Essendo questa la mia prima rece, vi chiedo di fare critiche costruttive (ma se non volete non posso mica obbligarvi, no?) e di essere comprensivi nei miei confronti.
Prima di parlarvi del contenuto del cd (che appena ho scoperto mi sono affrettato a recensire), penso sia opportuno un breve contesto storico.
Ci troviamo a Birmingham, nel 1988, poco più che sei mesi dopo l'uscita del concept album "Seventh Son Of A Seventh Son" e nel bel mezzo dello svolgimento del "Seventh Tour of a Seventh Tour". I nostri Maiden, quando il world tour giunge - appunto - a Birmingham (concerto svoltosi il 27 novembre 1988 e ripetutosi il 28 dello stesso mese, ossia il giorno dopo) registrano l'esibizione e la commercializzano, inizialmente, nel 1989, come VHS. Poi, nel 1994 e in edizione limitata, arriva in commercio il cd "Maiden England".
Ad "aprire le danze" è la splendida Moonchild, che con la sua crescente (all'interno del brano) grinta ci porta da subito nel vivo della manifestazione.
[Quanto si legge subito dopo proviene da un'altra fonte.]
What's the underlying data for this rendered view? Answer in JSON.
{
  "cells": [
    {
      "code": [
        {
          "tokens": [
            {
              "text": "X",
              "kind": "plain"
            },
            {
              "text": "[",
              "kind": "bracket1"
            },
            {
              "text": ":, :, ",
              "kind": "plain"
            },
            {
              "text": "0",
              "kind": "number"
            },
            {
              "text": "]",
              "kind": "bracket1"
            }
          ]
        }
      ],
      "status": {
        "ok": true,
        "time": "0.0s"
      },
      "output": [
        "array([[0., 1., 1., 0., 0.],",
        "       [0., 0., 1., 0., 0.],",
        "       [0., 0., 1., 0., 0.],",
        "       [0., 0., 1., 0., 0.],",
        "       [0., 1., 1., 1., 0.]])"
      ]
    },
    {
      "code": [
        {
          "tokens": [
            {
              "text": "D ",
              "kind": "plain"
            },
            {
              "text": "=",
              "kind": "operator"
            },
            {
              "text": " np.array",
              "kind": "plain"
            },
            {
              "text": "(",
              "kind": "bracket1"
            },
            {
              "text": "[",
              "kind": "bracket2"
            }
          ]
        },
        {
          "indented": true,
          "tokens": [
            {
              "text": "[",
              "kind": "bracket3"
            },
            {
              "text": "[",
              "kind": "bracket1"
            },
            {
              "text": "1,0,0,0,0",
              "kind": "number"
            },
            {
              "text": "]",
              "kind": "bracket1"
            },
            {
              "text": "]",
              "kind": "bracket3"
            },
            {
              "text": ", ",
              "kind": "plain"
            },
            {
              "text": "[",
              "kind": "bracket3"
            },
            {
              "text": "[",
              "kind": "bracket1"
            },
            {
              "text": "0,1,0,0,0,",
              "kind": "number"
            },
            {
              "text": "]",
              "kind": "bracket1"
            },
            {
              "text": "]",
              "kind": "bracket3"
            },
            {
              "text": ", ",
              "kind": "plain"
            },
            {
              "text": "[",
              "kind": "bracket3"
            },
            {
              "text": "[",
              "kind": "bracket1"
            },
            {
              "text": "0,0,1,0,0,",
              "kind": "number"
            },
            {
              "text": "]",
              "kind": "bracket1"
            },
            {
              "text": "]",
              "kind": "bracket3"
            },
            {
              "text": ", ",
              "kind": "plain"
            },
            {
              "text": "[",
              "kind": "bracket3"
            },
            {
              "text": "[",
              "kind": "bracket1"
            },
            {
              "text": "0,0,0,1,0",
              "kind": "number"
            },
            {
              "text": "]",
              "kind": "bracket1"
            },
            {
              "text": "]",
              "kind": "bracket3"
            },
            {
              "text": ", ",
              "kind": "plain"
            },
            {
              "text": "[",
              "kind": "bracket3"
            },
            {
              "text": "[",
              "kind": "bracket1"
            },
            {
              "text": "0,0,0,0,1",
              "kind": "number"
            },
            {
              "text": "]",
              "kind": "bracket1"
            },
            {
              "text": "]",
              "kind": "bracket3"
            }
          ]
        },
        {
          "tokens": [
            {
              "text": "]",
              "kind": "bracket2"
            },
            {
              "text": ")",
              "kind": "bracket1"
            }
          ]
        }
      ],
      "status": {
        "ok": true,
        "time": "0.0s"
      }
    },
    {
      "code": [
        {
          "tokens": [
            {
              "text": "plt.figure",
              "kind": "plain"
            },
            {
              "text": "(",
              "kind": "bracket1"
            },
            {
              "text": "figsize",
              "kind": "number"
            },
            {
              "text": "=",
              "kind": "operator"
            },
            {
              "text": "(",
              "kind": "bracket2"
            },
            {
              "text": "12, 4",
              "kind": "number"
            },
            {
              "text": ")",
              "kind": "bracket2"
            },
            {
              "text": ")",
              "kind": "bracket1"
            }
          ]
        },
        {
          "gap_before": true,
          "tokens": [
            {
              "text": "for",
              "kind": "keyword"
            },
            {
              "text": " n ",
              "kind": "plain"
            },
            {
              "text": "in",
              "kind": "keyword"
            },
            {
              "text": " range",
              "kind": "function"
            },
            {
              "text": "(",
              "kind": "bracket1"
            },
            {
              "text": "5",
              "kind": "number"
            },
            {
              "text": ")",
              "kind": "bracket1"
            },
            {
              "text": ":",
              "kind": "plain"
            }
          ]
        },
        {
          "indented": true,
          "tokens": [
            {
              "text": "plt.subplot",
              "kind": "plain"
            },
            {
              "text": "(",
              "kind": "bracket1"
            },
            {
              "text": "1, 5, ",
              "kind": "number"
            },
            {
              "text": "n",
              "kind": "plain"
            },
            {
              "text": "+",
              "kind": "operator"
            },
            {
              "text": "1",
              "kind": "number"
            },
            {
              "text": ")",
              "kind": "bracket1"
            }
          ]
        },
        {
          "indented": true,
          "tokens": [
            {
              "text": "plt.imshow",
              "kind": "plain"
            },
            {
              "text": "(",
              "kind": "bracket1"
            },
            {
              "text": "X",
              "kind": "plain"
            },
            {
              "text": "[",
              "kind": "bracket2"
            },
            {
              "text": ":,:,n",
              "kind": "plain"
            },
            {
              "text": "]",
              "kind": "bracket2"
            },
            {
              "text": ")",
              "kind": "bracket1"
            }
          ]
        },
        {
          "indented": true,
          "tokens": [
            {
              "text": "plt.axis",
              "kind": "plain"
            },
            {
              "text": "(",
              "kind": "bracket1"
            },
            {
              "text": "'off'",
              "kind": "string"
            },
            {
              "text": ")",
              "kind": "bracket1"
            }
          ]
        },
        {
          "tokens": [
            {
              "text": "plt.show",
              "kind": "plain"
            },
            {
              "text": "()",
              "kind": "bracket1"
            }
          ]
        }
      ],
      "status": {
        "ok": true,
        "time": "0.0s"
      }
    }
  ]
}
Alla fine di questa, senza lasciarci il tempo di pensare o di esultare, Nicko attacca coi classici "tre colpi di bacchetta" per dare il tempo del - a mio parere - capolavoro presente nell'album "Seventh Son Of A Seventh Son": "The Evil That Men Do". Dopo queste, seguiranno "Prisoner", "Still Life" (che ci dà come uno "stacco" dall'aggressività a cui ci sottopongono le Vergini di ferro, ma solo per pochi minuti), una superba "Die With Your Boots On". Si ode poi il dolce e soave intro di "Infinite Dreams", seguita da "Killers" e una "Heaven Can Wait" come non l'avevo mai sentita. È poi il turno della poco eseguita in pubblico "Wasted Years" (quando l'ho udita mi è venuto un colpo. La mia incompetenza sul campo Maideniano mi aveva sempre indotto a credere che questa opera d'arte non fosse mai stata eseguita live).
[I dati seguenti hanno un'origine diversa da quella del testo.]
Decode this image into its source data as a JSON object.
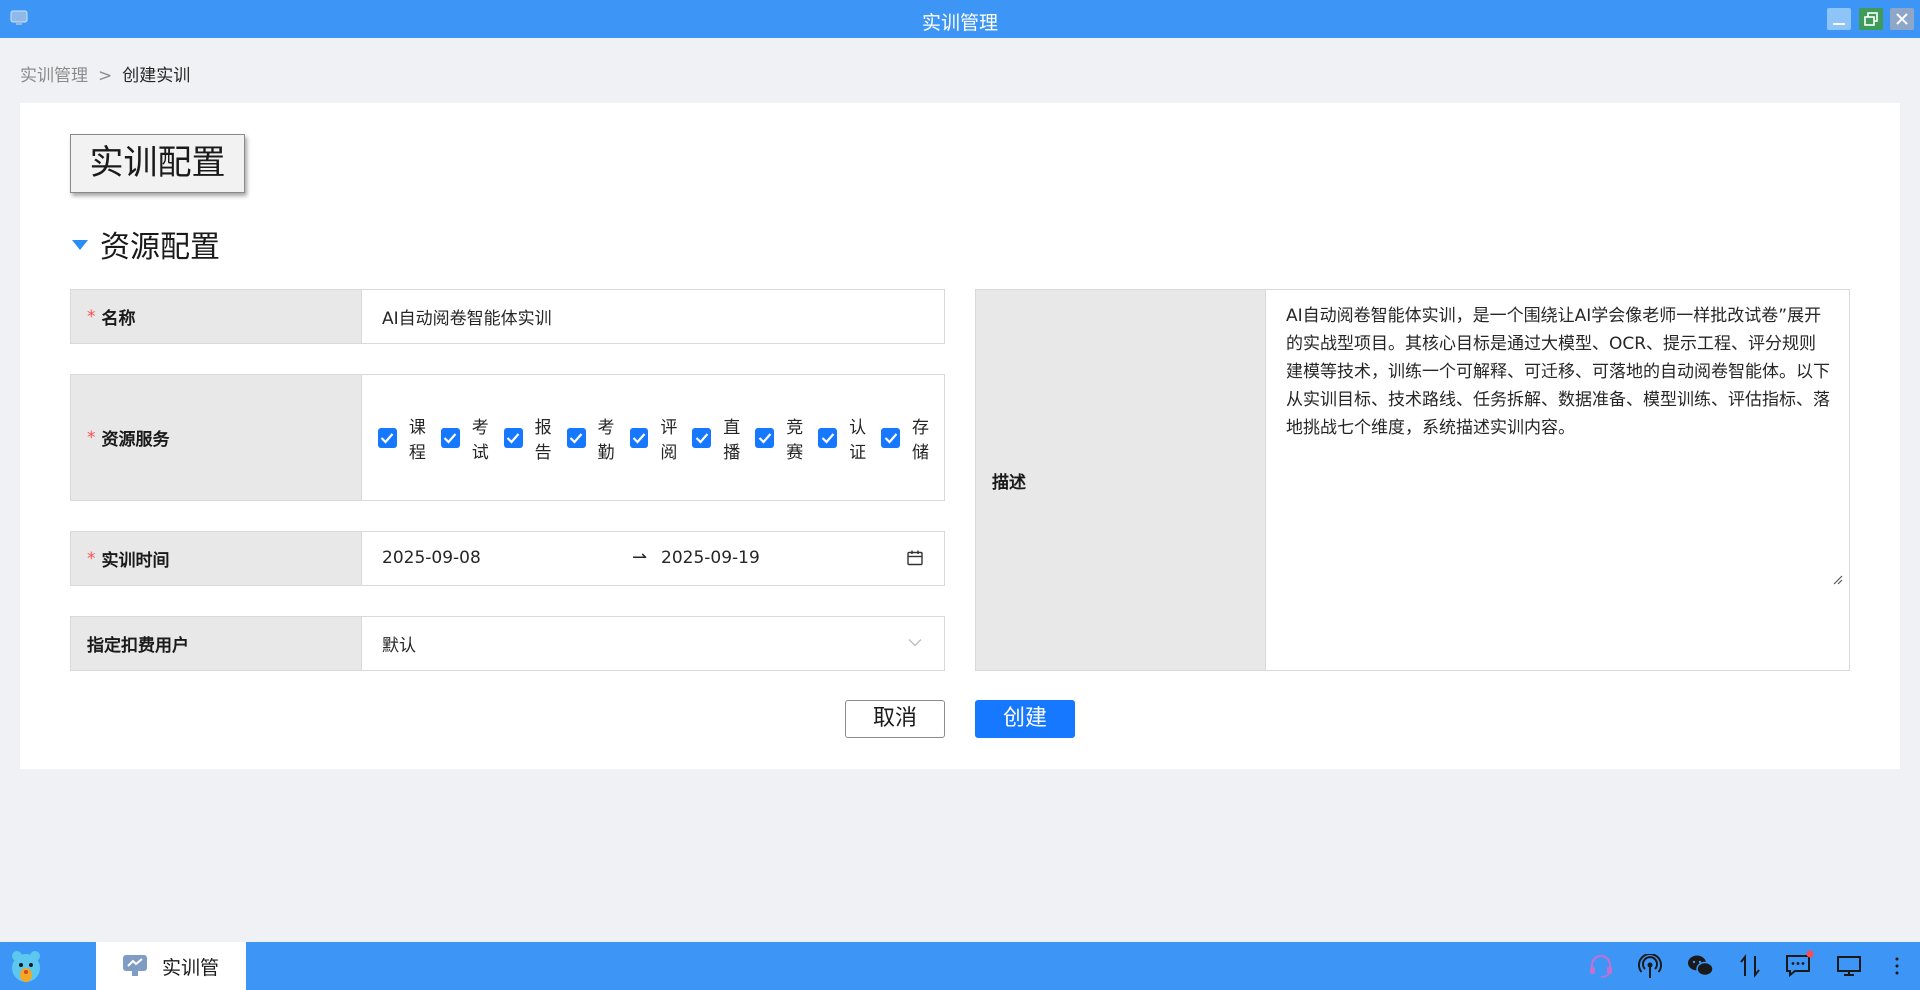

A ruota libera, segue "The Clairvoyant", fino a giungere all'attesa "Seventh Son Of A Seventh Son". L'immancabile "The Number Of The Beast" ci dice che siamo quasi alla fine del concerto, e che l'abbiamo assaporato fino in fondo (non si tratta del solito album live di 2 cd a cui siamo abituati). A concludere l'esibizione, a questo punto, non può che essere la classica "Iron Maiden", che termina con i ringraziamenti, un "good night" da parte di Dickinson tutto con un sottofondo che non è altro che l'accordo finale prolungato della canzone che porta il loro nome.
Cosa posso dire su questo cd? È assolutamente da avere!